Des risques nombreux
Dans de tels cas, un individu se voit refuser un prêt par une institution financière et se tourne vers son conjoint(e) pour de l’aide. Cette aide, dans laquelle le partenaire se retrouve en cosignataire du prêt, comporte plusieurs risques.
Le premier, explique Hélène Belleau, est l’éventualité où le détenteur du prêt principal devient incapable d’effectuer ses remboursements, ou ne veut simplement par le faire. Dans ce cas, la responsabilité est transférée au cosignataire, qui sera obligé de s’acquitter d’une dette qu’il a involontairement contractée, et dont il n’a probablement même pas profité.
Le deuxième risque est, bien évidemment, la séparation. « Si en plus vous vous détestez à présent, voilà l’un de vous bien armé pour porter malheur à l’autre, note Hélène Boileau. Si l’emprunteur ne peut plus payer ou ne veut plus payer, l’institution bancaire se tourne vers l’endosseur. Vous aurez beau crier que vous ne l’aimez plus, que c’est un salaud, un escroc, un sans-parole, le regard du banquier vous dira qu’il fallait y penser et mettre un condom à votre stylo. Mal soignée, une DTS peut mener à la faillite personnelle, avec toutes les conséquences que cela implique sur la réputation, l’amour-propre et la capacité future à obtenir du crédit. »
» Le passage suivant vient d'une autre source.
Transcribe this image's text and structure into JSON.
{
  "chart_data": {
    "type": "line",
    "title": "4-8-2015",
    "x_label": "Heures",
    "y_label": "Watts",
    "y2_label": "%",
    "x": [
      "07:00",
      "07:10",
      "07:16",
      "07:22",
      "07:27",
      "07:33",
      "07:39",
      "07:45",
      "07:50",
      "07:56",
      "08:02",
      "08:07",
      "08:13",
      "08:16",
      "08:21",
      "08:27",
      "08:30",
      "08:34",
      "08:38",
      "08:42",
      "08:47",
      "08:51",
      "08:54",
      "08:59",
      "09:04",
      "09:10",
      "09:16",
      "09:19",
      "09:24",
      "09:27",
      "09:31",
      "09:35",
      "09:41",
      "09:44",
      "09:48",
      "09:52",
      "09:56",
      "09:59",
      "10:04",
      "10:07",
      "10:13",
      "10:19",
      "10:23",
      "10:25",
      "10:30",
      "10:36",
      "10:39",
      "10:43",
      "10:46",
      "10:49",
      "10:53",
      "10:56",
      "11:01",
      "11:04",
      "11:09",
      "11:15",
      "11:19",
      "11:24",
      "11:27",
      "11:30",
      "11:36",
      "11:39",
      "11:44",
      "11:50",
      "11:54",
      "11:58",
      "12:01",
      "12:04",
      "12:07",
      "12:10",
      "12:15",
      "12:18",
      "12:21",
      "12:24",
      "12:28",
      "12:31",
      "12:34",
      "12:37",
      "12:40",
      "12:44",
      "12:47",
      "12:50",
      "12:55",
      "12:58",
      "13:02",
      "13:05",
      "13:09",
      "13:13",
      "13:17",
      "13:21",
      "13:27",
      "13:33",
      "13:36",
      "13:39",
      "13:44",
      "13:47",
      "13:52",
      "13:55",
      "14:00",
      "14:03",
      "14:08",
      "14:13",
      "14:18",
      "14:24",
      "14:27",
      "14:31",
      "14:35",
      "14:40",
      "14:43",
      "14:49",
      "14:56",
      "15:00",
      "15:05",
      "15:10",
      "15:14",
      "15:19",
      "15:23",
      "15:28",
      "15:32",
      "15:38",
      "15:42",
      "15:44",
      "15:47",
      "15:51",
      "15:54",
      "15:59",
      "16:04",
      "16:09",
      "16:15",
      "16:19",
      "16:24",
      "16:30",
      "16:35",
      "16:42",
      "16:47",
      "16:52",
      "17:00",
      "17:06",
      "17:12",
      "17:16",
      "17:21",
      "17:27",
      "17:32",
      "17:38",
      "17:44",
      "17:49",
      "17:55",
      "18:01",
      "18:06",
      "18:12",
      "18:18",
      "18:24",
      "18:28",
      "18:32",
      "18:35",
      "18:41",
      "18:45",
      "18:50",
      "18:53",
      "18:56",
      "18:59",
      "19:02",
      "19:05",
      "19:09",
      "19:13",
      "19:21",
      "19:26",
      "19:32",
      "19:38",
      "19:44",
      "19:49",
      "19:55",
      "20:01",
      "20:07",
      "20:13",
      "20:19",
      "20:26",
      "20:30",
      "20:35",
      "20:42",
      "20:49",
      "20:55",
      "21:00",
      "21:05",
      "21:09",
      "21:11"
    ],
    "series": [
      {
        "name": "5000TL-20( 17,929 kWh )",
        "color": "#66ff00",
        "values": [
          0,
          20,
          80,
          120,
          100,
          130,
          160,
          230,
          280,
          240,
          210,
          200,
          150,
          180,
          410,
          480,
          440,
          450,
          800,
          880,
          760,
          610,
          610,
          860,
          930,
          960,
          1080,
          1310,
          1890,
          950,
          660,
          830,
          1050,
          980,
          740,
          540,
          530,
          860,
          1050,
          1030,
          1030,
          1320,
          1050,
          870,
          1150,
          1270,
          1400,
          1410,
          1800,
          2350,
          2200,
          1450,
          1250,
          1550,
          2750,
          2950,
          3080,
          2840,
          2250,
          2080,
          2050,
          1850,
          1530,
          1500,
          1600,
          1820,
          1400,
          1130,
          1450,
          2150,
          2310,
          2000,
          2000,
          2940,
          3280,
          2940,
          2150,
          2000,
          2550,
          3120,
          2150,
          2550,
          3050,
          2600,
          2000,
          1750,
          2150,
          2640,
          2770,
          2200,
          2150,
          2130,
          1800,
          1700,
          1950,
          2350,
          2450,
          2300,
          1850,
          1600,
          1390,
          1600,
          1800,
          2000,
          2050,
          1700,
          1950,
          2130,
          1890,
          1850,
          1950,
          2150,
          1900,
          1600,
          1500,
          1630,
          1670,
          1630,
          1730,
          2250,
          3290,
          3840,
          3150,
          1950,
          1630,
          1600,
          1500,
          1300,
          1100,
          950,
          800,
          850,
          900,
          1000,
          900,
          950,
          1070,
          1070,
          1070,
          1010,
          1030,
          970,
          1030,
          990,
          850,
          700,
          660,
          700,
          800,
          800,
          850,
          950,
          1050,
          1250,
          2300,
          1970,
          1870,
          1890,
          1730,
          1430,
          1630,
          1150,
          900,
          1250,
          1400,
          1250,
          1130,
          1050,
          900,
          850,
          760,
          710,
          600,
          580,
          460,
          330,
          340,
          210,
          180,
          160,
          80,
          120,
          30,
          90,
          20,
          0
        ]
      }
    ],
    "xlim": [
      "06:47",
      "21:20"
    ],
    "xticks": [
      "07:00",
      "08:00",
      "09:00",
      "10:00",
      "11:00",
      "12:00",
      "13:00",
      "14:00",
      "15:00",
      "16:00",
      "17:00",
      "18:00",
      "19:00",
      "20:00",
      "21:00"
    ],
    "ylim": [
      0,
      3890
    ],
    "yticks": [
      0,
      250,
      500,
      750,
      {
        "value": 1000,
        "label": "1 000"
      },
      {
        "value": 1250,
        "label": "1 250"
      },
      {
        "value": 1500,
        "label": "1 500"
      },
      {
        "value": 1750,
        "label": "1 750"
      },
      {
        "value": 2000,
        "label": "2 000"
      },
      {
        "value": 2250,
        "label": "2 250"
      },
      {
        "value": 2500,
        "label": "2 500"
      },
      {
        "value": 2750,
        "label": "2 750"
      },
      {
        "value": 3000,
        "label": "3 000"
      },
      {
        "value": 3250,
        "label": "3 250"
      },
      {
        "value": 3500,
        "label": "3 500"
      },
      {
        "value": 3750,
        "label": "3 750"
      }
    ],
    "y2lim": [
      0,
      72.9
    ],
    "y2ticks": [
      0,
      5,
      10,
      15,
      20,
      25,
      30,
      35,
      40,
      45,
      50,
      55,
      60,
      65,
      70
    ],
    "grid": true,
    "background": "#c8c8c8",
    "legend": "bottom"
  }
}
Les victimes majoritairement des femmes
Hélène Belleau avoue que toute personne peut se retrouver dans une situation pareille, mais affirme que ce sont souvent les femmes qui se retrouvent prises au piège avec des « dettes transmises sexuellement ».
« C’est vraiment les femmes qui se retrouvent le plus souvent dans cette situation, note la sociologue en réponse à une question des participants. La raison principale est que les codes de l’amour sont aussi genrés, les femmes y adhèrent beaucoup plus que les hommes, et sont donc plus susceptibles d’accepter un tel arrangement. »
Il est alors du devoir du conseiller de déceler un tel risque pour un client qui désire endosser le prêt de son partenaire. Un devoir d’éducation s’impose afin que le client soit au courant de toutes les situations à laquelle il s’expose, et qu’il puisse prendre une décision éclairée.